In education, so often it’s just drive-by professional development. Teachers have that feeling well, if I just had time to put that together. That would be such a cool thing to do. So we have the time to put it together. We learn about it. And then we do it.

NME: How have you worked with the teachers union to get them to go along with these longer days and years?

Finke: The union had an interest in not seeing a neighborhood school get shut down. So they showed a really high degree of flexibility in allowing us to negotiate those things for teachers. The union has really backed trying to get legislation written to allow these programs to be adopted by other schools.

NME: Do your teachers get extra pay for the additional days and hours they put in?

Finke: They do get about a $13,000 bump in pay. But I’m not gonna lie. It’s hard. It’s not like people are just getting handed all this extra cash. They work very hard.

NME: How would you describe the neighborhood and conditions where Whittier is located?

Finke: Based on the 2010 census, this neighborhood has the highest rates of child poverty and food insecurity in New Mexico. Our children are far more likely to be raised by mothers without a high school diploma. They are more likely to be reported for child abuse or neglect, far more likely to be referred to the juvenile justice system. So it’s a neighborhood that needs more.

We have about 40 families right now on the verge of homelessness just because of what’s going on with the landlords and rents in this area. I have a family that just enrolled that was living in their car for a year but then their car got stolen, so now they’re doubling up with friends.

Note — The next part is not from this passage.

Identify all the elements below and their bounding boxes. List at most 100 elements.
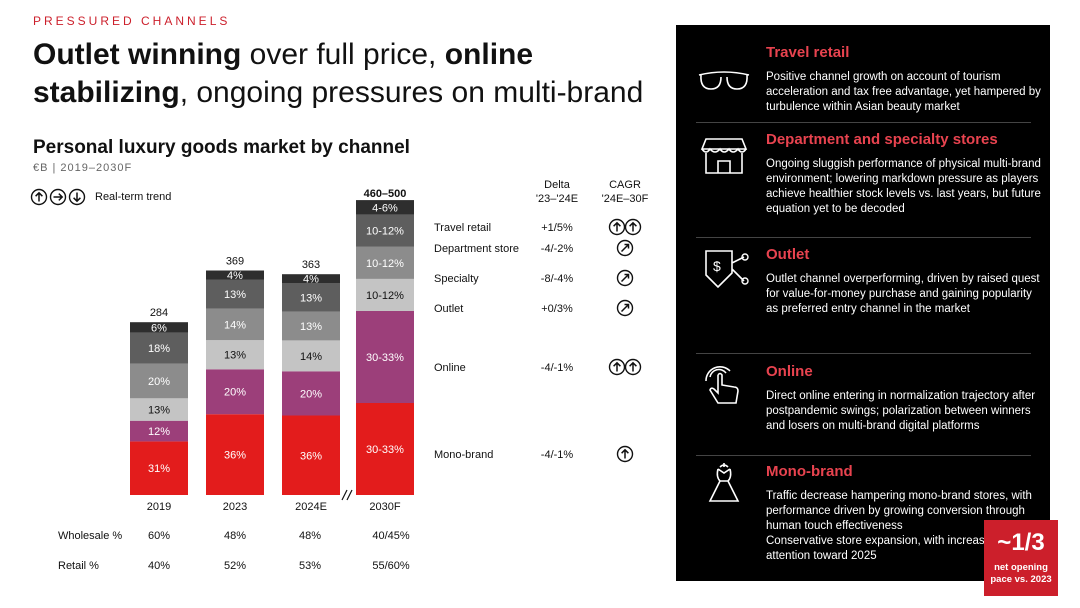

NME: How would you say all of this is reflected in academic challenges facing these kids?

Finke: The first year I was here, we dug through data. New Mexico tracks cohorts of kids, and what I learned was that only 48 percent of Whittier kids graduate on time from high school. So we are trying to turn that statistic by making sure that they’re going off to middle school with appropriate reading skills, that they can write, that they can do the mathematics they need to do to get through algebra, because that’s the gateway class for high school.

NME: As you dig out from the impacts of the pandemic, what gives you hope?

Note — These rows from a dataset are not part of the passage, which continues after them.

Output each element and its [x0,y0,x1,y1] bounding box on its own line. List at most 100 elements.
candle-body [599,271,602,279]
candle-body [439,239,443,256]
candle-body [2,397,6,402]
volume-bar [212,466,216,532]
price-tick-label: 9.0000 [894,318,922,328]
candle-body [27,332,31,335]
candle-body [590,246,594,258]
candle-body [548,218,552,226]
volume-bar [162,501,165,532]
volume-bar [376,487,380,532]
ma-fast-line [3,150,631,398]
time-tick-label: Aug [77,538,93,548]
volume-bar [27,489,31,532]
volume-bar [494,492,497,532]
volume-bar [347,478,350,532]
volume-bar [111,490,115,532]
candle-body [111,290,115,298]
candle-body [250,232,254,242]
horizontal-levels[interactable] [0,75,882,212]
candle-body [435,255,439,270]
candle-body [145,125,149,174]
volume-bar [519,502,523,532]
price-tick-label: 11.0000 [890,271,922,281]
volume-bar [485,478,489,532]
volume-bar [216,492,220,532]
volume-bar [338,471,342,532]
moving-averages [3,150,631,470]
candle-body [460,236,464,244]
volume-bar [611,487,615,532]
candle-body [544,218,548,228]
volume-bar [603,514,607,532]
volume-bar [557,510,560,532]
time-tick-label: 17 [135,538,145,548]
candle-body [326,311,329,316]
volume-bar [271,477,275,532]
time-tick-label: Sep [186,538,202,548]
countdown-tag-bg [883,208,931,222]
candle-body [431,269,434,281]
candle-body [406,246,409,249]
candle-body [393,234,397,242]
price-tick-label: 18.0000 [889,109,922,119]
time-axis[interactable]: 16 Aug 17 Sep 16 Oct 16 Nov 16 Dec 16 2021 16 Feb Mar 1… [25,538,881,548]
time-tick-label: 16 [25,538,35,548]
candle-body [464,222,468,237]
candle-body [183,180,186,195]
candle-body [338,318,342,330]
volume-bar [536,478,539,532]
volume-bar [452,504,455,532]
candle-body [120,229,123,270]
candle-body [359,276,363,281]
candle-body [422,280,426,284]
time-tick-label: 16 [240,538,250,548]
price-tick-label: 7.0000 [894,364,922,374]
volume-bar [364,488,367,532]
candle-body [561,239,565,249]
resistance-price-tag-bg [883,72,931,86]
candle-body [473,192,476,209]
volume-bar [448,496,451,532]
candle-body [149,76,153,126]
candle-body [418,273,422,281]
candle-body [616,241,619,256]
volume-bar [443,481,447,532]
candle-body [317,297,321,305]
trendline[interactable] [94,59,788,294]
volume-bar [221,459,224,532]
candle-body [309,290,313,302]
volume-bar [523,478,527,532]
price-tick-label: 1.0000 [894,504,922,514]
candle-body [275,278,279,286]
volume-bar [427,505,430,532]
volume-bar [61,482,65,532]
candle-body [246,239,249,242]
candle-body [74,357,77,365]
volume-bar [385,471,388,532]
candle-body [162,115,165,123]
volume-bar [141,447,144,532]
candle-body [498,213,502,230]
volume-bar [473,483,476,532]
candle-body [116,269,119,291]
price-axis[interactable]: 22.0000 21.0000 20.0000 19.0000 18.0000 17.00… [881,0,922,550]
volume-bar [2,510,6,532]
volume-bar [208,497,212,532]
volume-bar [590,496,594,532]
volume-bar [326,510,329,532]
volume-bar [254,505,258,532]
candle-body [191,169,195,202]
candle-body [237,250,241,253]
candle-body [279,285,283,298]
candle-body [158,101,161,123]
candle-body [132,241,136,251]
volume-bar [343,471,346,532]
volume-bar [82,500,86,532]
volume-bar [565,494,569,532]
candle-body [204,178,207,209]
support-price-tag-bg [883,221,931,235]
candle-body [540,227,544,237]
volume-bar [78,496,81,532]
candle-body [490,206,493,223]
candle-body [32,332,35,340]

Finke: Before the pandemic, our kids were getting almost a year-and-a-half of growth in a year. The pandemic hit and it has been devastating. And I have to say online kindergarten is maybe the dumbest thing that has ever been thought up in the world.

But we can do it again. We know what to do. We’ve already done it once here. There’s not that sense of panic about it. Our collective attitude is OK, we’ve got this. We got this. We know how to talk to parents. We know how to involve them. We know how to set up interventions. None of these systems were in place when we started. There were no intervention systems. There were not even testing and assessment systems, So we didn’t really even know how our kids were doing. I’m a strong believer in data: you always have to go back to the data.

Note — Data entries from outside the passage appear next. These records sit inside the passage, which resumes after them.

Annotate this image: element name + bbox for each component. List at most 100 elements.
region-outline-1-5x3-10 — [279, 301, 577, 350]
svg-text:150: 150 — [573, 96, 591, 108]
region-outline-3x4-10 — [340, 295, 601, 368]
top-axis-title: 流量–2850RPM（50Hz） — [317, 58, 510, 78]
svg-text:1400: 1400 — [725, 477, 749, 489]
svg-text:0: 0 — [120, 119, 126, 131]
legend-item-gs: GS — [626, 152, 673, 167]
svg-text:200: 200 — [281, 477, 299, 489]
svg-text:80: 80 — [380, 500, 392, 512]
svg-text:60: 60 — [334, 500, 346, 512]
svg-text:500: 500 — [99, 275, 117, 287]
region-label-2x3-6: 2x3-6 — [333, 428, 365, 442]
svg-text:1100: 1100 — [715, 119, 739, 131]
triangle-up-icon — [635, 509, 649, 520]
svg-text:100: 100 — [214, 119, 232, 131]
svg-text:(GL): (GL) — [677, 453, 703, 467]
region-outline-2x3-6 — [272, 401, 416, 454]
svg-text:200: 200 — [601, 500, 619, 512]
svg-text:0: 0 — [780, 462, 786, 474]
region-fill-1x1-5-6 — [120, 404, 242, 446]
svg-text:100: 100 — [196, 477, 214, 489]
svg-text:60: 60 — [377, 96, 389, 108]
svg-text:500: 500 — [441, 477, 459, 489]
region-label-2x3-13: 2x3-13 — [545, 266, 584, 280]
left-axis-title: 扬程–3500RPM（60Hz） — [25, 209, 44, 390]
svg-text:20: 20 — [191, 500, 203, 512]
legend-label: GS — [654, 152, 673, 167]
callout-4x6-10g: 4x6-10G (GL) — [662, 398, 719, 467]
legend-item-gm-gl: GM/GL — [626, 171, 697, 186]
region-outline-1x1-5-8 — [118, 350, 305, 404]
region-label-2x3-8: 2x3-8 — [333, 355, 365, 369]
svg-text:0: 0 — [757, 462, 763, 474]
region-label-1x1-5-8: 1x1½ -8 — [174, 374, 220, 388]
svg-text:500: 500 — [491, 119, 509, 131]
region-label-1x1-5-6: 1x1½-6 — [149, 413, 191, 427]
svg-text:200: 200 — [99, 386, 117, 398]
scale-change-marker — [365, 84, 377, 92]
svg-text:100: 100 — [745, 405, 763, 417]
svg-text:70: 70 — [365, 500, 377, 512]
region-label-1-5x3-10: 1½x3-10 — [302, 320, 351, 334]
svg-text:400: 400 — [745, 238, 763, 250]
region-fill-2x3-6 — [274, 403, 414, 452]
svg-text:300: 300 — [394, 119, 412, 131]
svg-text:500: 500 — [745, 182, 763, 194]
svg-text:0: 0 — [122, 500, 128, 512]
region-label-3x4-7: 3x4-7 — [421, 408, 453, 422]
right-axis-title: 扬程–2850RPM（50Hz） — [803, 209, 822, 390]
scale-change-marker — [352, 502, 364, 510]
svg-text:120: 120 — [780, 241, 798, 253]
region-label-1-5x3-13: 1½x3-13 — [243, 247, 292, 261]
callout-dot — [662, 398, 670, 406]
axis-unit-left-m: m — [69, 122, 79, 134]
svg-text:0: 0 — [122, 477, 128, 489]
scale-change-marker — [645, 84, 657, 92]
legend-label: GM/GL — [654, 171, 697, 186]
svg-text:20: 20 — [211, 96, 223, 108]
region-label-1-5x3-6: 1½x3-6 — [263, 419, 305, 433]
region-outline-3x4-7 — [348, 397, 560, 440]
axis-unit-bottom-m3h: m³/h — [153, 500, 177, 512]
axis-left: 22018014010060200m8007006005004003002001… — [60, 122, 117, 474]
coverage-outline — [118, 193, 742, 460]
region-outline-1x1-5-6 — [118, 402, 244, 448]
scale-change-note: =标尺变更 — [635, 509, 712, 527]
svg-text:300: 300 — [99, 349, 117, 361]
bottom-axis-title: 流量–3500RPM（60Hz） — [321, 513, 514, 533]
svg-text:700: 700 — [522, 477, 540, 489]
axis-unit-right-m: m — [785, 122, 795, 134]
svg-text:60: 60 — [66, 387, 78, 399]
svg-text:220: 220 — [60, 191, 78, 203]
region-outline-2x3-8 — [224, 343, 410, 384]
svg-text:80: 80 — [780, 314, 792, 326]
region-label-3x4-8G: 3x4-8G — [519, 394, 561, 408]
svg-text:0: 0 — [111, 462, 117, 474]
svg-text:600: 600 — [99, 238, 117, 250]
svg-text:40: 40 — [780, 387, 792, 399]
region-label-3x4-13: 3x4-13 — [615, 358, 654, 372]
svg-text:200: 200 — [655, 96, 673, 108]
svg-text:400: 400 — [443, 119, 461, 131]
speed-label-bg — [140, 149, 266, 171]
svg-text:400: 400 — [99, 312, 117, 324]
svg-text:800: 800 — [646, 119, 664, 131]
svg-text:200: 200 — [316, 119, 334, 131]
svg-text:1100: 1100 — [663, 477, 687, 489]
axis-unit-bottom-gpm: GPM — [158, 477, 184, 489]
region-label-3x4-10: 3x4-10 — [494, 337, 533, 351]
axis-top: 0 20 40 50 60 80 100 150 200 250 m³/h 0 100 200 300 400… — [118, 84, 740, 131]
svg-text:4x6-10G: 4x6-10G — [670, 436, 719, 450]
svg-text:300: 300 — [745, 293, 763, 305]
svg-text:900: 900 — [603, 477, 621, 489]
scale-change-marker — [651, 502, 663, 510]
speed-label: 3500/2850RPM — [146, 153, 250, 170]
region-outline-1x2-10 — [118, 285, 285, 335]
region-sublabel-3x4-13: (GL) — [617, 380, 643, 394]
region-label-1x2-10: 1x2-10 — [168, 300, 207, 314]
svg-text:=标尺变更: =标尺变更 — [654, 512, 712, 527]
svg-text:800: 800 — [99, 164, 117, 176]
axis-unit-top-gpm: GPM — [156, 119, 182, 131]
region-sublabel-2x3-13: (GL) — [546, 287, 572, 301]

NME: Everything you say about how you’ve turned around schools makes so much sense, it begs the question: Why don’t more schools do it?

Finke: It takes more money, but even more important, it involves changing people’s belief systems. It’s getting people to change their mindsets and understand they’re our kids.If they’re going to have the same outcome as everybody else – they’re going to graduate, they’re going to go to college or the military or trade school –  then they need more. They need more everything. 

They need more time. They need more love. They need teachers with more experience and more training. They need more time on task, they need more enrichment. They just need more. And that’s okay. That’s absolutely OK.

NME: Does it take special teachers and a special leader to make this happen

Finke: I call it love the one you’re with. How do you work with the teachers? There’s a lot of teacher blaming. When a school is failing, it’s always “they’re bad teachers.” Well, guess what? We don’t have a lot of teachers. There was a giant shortage before and now it’s just epic. You have to love the one you’re with. You have to figure out how to develop who you have.